While driving this morning, as usual the hum of the road and the tightness of my jeans made me ache for you. I used to just want sex, but now I specifically want you, inside me.
I am wild for you. This morning I couldn’t stop thinking of that day when you made me cum 7 times. It was almost comical, that many times. It’s not like I’m 21. Specifically I thought of when you were behind me, thrusting into me so hard that I couldn’t stay up on my knees. So you ripped the nearest pillowcase off its pillow and pulled it tight across the front of my hips, holding on to each side and using it to pull me back onto you, tight and close and deep within me.
I want you anyway, but it’s with a real desperation when there are these ripples of conflict that create any distance.

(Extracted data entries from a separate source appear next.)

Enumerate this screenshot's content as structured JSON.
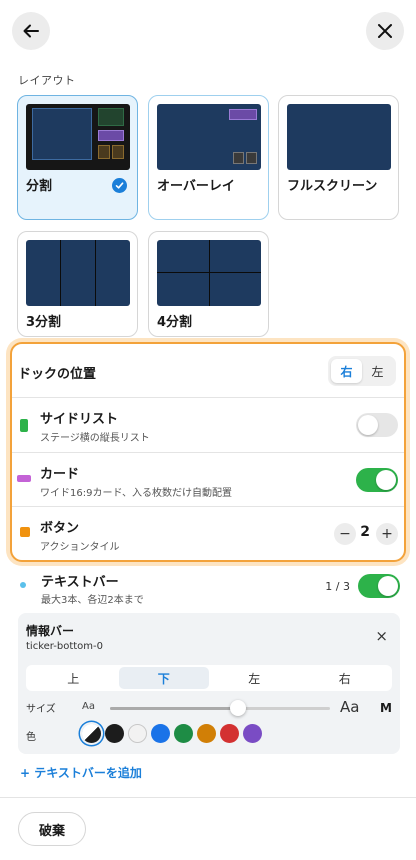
{
  "header": {
    "back_icon": "arrow-left-icon",
    "close_icon": "close-icon"
  },
  "layout_section": {
    "label": "レイアウト",
    "cards": [
      {
        "id": "split",
        "label": "分割",
        "selected": true
      },
      {
        "id": "overlay",
        "label": "オーバーレイ",
        "selected": false
      },
      {
        "id": "fullscreen",
        "label": "フルスクリーン",
        "selected": false
      },
      {
        "id": "split3",
        "label": "3分割",
        "selected": false
      },
      {
        "id": "split4",
        "label": "4分割",
        "selected": false
      }
    ]
  },
  "dock": {
    "title": "ドックの位置",
    "options": [
      "右",
      "左"
    ],
    "selected": "右",
    "rows": [
      {
        "id": "side-list",
        "title": "サイドリスト",
        "subtitle": "ステージ横の縦長リスト",
        "color": "#2db24a",
        "enabled": false
      },
      {
        "id": "card",
        "title": "カード",
        "subtitle": "ワイド16:9カード、入る枚数だけ自動配置",
        "color": "#c463d6",
        "enabled": true
      },
      {
        "id": "button",
        "title": "ボタン",
        "subtitle": "アクションタイル",
        "color": "#f0920f",
        "count": "2",
        "minus": "−",
        "plus": "+"
      }
    ]
  },
  "text_bar": {
    "title": "テキストバー",
    "subtitle": "最大3本、各辺2本まで",
    "count": "1 / 3",
    "color": "#5bc0eb",
    "enabled": true
  },
  "info_bar": {
    "title": "情報バー",
    "id_text": "ticker-bottom-0",
    "close": "×",
    "directions": [
      "上",
      "下",
      "左",
      "右"
    ],
    "selected_direction": "下",
    "size_label": "サイズ",
    "size_small": "Aa",
    "size_large": "Aa",
    "size_value": "M",
    "size_level": 0.58,
    "color_label": "色",
    "colors": [
      "auto",
      "#1c1c1c",
      "#f2f2f2",
      "#1a73e8",
      "#1e8c45",
      "#d17f06",
      "#d33131",
      "#7a4cc4"
    ]
  },
  "add_text_bar": "+ テキストバーを追加",
  "footer": {
    "discard": "破棄"
  }
}
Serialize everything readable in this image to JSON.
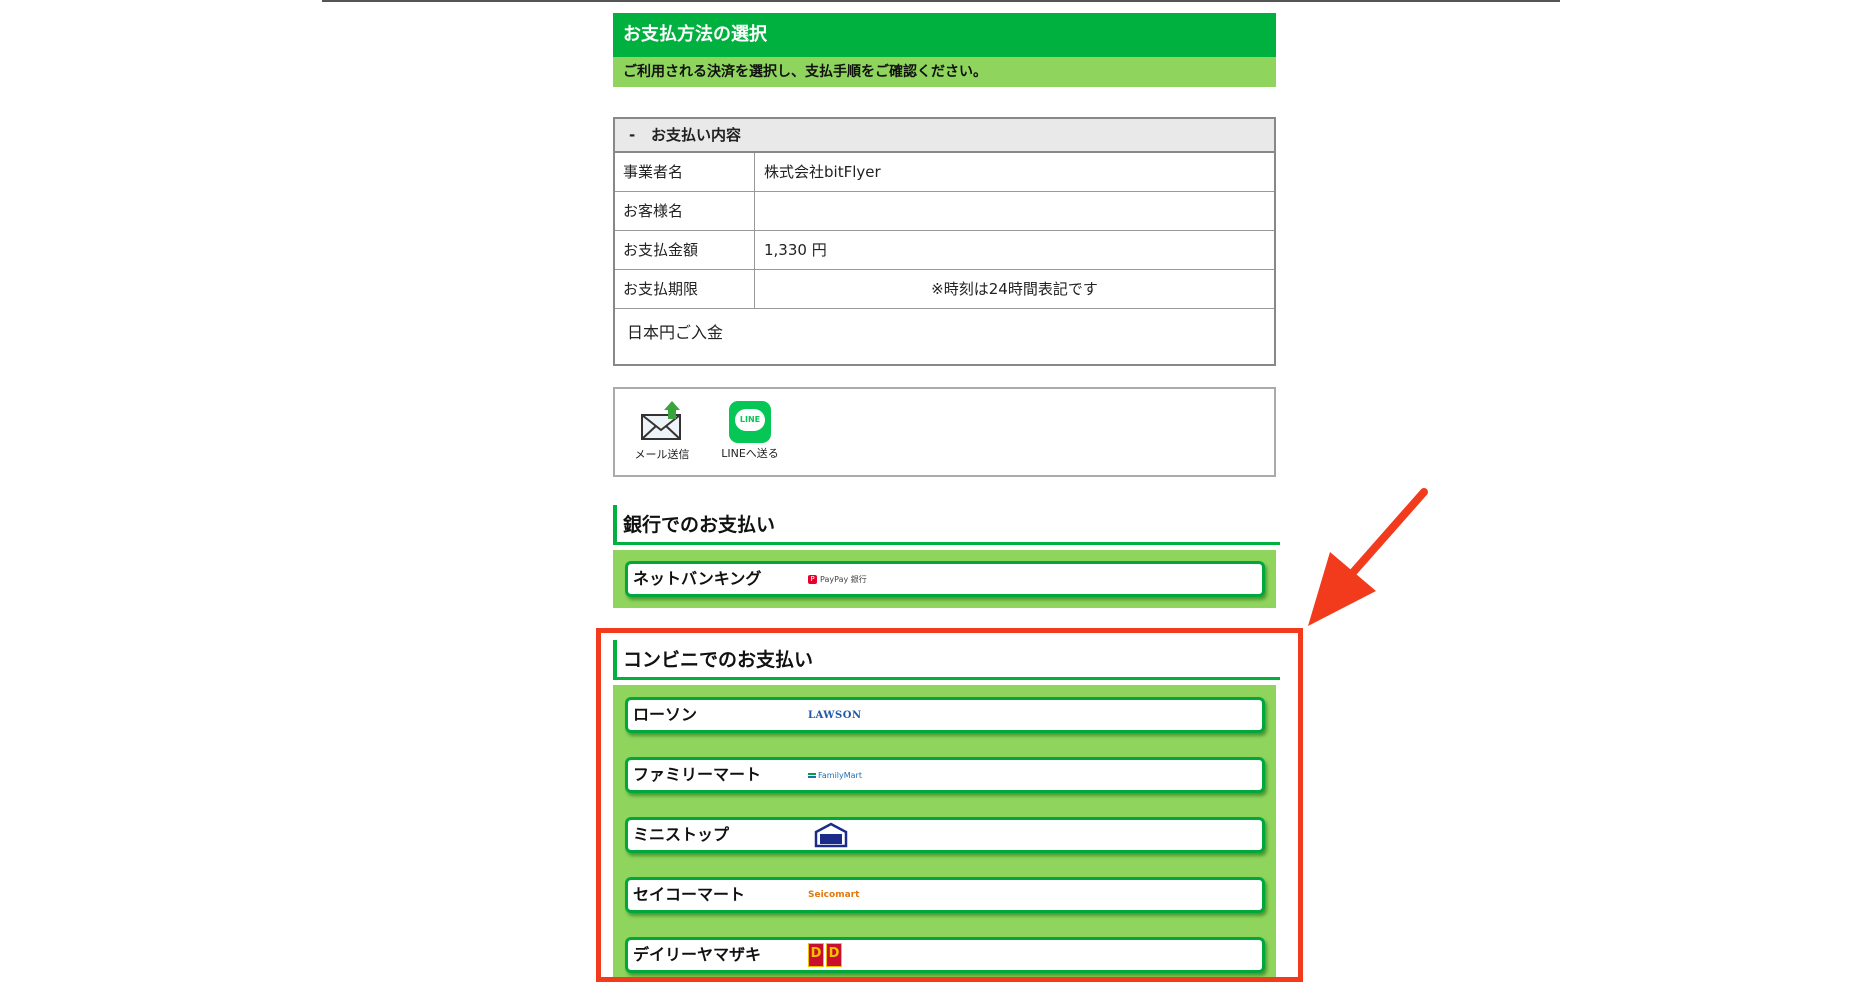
{
  "header": {
    "title": "お支払方法の選択",
    "subtitle": "ご利用される決済を選択し、支払手順をご確認ください。"
  },
  "details": {
    "toggle": "-",
    "heading": "お支払い内容",
    "rows": [
      {
        "label": "事業者名",
        "value": "株式会社bitFlyer"
      },
      {
        "label": "お客様名",
        "value": ""
      },
      {
        "label": "お支払金額",
        "value": "1,330 円"
      },
      {
        "label": "お支払期限",
        "value": "※時刻は24時間表記です"
      }
    ],
    "note": "日本円ご入金"
  },
  "share": {
    "mail_label": "メール送信",
    "line_label": "LINEへ送る",
    "line_logo_text": "LINE"
  },
  "bank_section": {
    "title": "銀行でのお支払い",
    "items": [
      {
        "label": "ネットバンキング",
        "logo_text": "PayPay 銀行"
      }
    ]
  },
  "convenience_section": {
    "title": "コンビニでのお支払い",
    "items": [
      {
        "label": "ローソン",
        "logo_text": "LAWSON"
      },
      {
        "label": "ファミリーマート",
        "logo_text": "FamilyMart"
      },
      {
        "label": "ミニストップ",
        "logo_text": "MINI STOP"
      },
      {
        "label": "セイコーマート",
        "logo_text": "Seicomart"
      },
      {
        "label": "デイリーヤマザキ",
        "logo_text": "D"
      }
    ]
  },
  "colors": {
    "primary_green": "#00b140",
    "light_green": "#8fd45c",
    "annotation_red": "#f23a1c",
    "line_green": "#06c755"
  }
}
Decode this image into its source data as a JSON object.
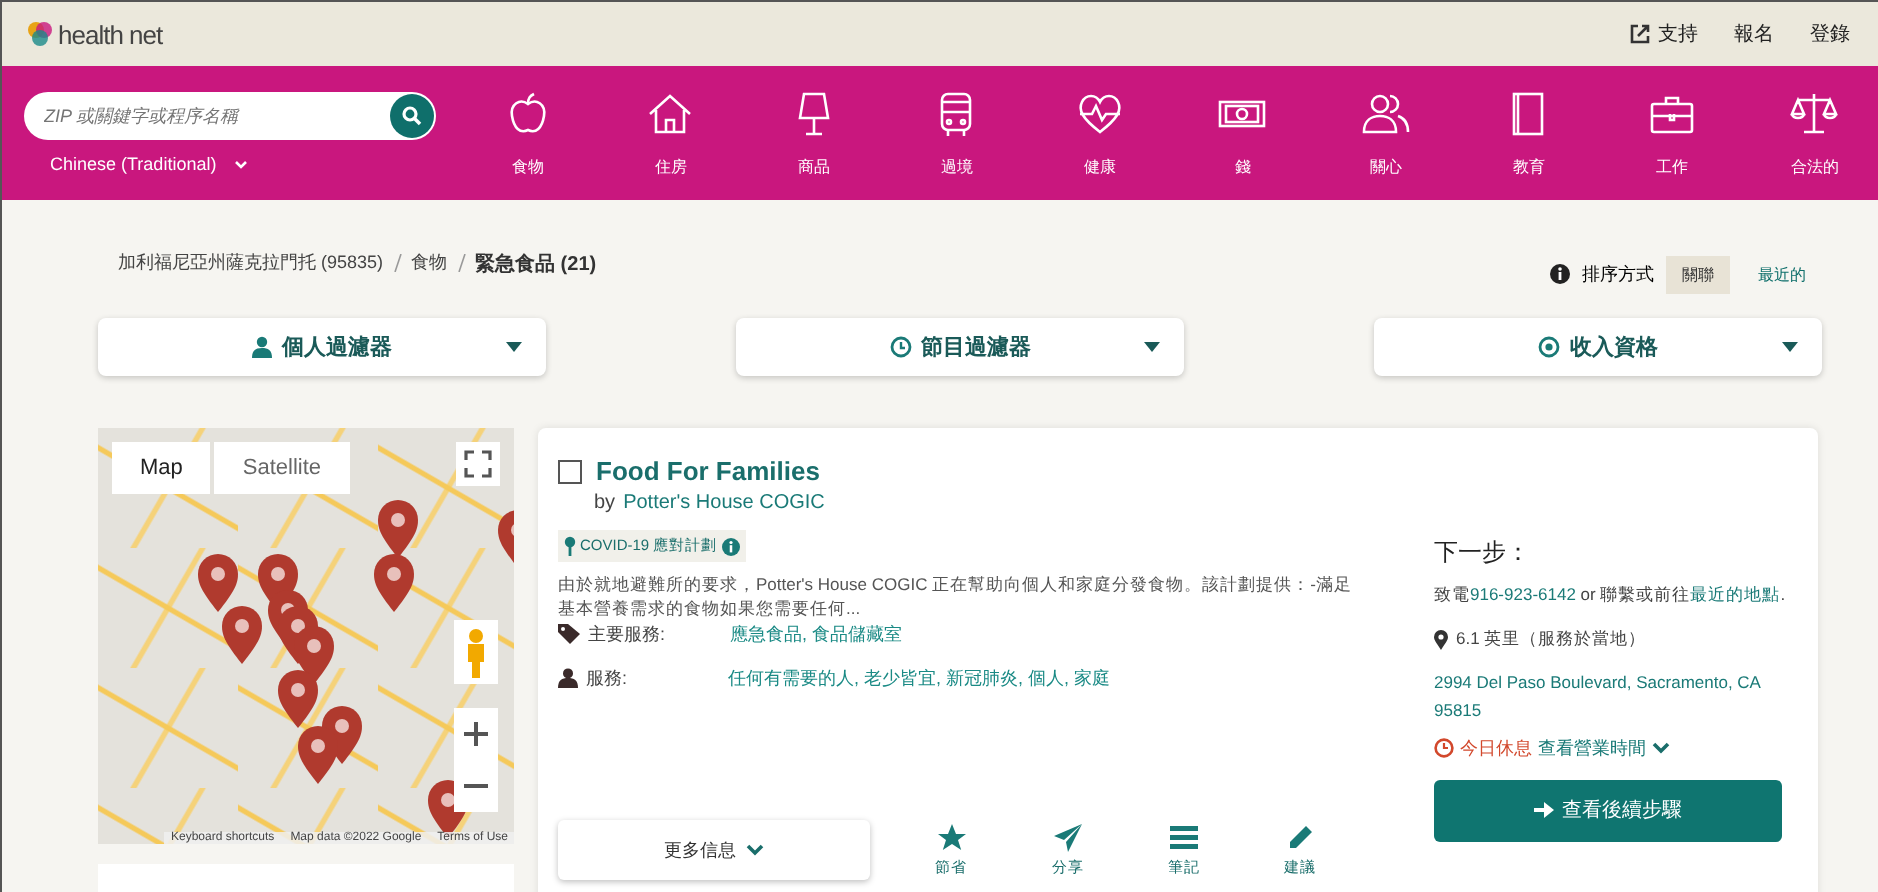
{
  "topbar": {
    "logo": "health net",
    "links": [
      "支持",
      "報名",
      "登錄"
    ]
  },
  "header": {
    "search": {
      "placeholder": "ZIP 或關鍵字或程序名稱"
    },
    "language": "Chinese (Traditional)",
    "categories": [
      {
        "label": "食物"
      },
      {
        "label": "住房"
      },
      {
        "label": "商品"
      },
      {
        "label": "過境"
      },
      {
        "label": "健康"
      },
      {
        "label": "錢"
      },
      {
        "label": "關心"
      },
      {
        "label": "教育"
      },
      {
        "label": "工作"
      },
      {
        "label": "合法的"
      }
    ]
  },
  "breadcrumb": [
    "加利福尼亞州薩克拉門托 (95835)",
    "食物",
    "緊急食品 (21)"
  ],
  "sort": {
    "label": "排序方式",
    "options": [
      {
        "label": "關聯",
        "selected": true
      },
      {
        "label": "最近的",
        "selected": false
      }
    ]
  },
  "filters": [
    "個人過濾器",
    "節目過濾器",
    "收入資格"
  ],
  "map": {
    "types": [
      {
        "label": "Map",
        "selected": true
      },
      {
        "label": "Satellite",
        "selected": false
      }
    ],
    "credits": [
      "Keyboard shortcuts",
      "Map data ©2022 Google",
      "Terms of Use"
    ]
  },
  "result": {
    "checked": false,
    "title": "Food For Families",
    "by": "by",
    "org": "Potter's House COGIC",
    "tag": "COVID-19 應對計劃",
    "description": "由於就地避難所的要求，Potter's House COGIC 正在幫助向個人和家庭分發食物。該計劃提供：-滿足基本營養需求的食物如果您需要任何...",
    "rows": [
      {
        "kind": "tag",
        "label": "主要服務:",
        "value": "應急食品, 食品儲藏室"
      },
      {
        "kind": "person",
        "label": "服務:",
        "value": "任何有需要的人, 老少皆宜, 新冠肺炎, 個人, 家庭"
      }
    ],
    "more": "更多信息",
    "actions": [
      {
        "kind": "star",
        "label": "節省"
      },
      {
        "kind": "send",
        "label": "分享"
      },
      {
        "kind": "list",
        "label": "筆記"
      },
      {
        "kind": "pencil",
        "label": "建議"
      }
    ],
    "next": {
      "heading": "下一步：",
      "call": "致電",
      "phone": "916-923-6142",
      "middle": " or 聯繫或前往",
      "nearest": "最近的地點",
      "end": ".",
      "distance": "6.1 英里（服務於當地）",
      "address": "2994 Del Paso Boulevard, Sacramento, CA 95815",
      "closed": "今日休息",
      "hours": "查看營業時間",
      "button": "查看後續步驟"
    }
  }
}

I should be ashamed of this amount of vulnerability, but I can’t even fight the basic desire. I don’t try. I want to crawl to you on my hands and knees and worship your cock until I am certain there is no thought of anyone else in your mind, no glimmer of stress in your life, and only the comfort of pleasure washing over you.
I am unabashedly obsessed, pathetically greedy for your everything. Right now I want to pull up into your lap and push down onto your cock. The feeling of you pushing me open and then growing larger and harder inside me is all-consuming. I want to roll my hips and feel your hard warmth inside me, the skin of your chest against my nipples, your hair in my hands and my throat under yours, your breath in my ear and your name from my lips, over and over again until I feel you cum, hot and complete inside me.
I can’t talk to anyone else about this, so I anonymously confess to everyone here. I want the taste and the smell, the sound and the feel of you, and until I can have it I am angry and restless.
Source: reddit.com/r/gonewildstories/comments/8lw5e3/mf_need_want
omg who is “you” I HAVE to know.
Wow! That was powerful. With that passion, I’m extremely jealous of ‘you’.
Thank you for this. I have been trying to find your trench coat story for the longest time and I want to say you are a very awesome and amazing writer. Keep it going.
Wow, any man who get’s a message like this from his lady should make her feel like the queen she is.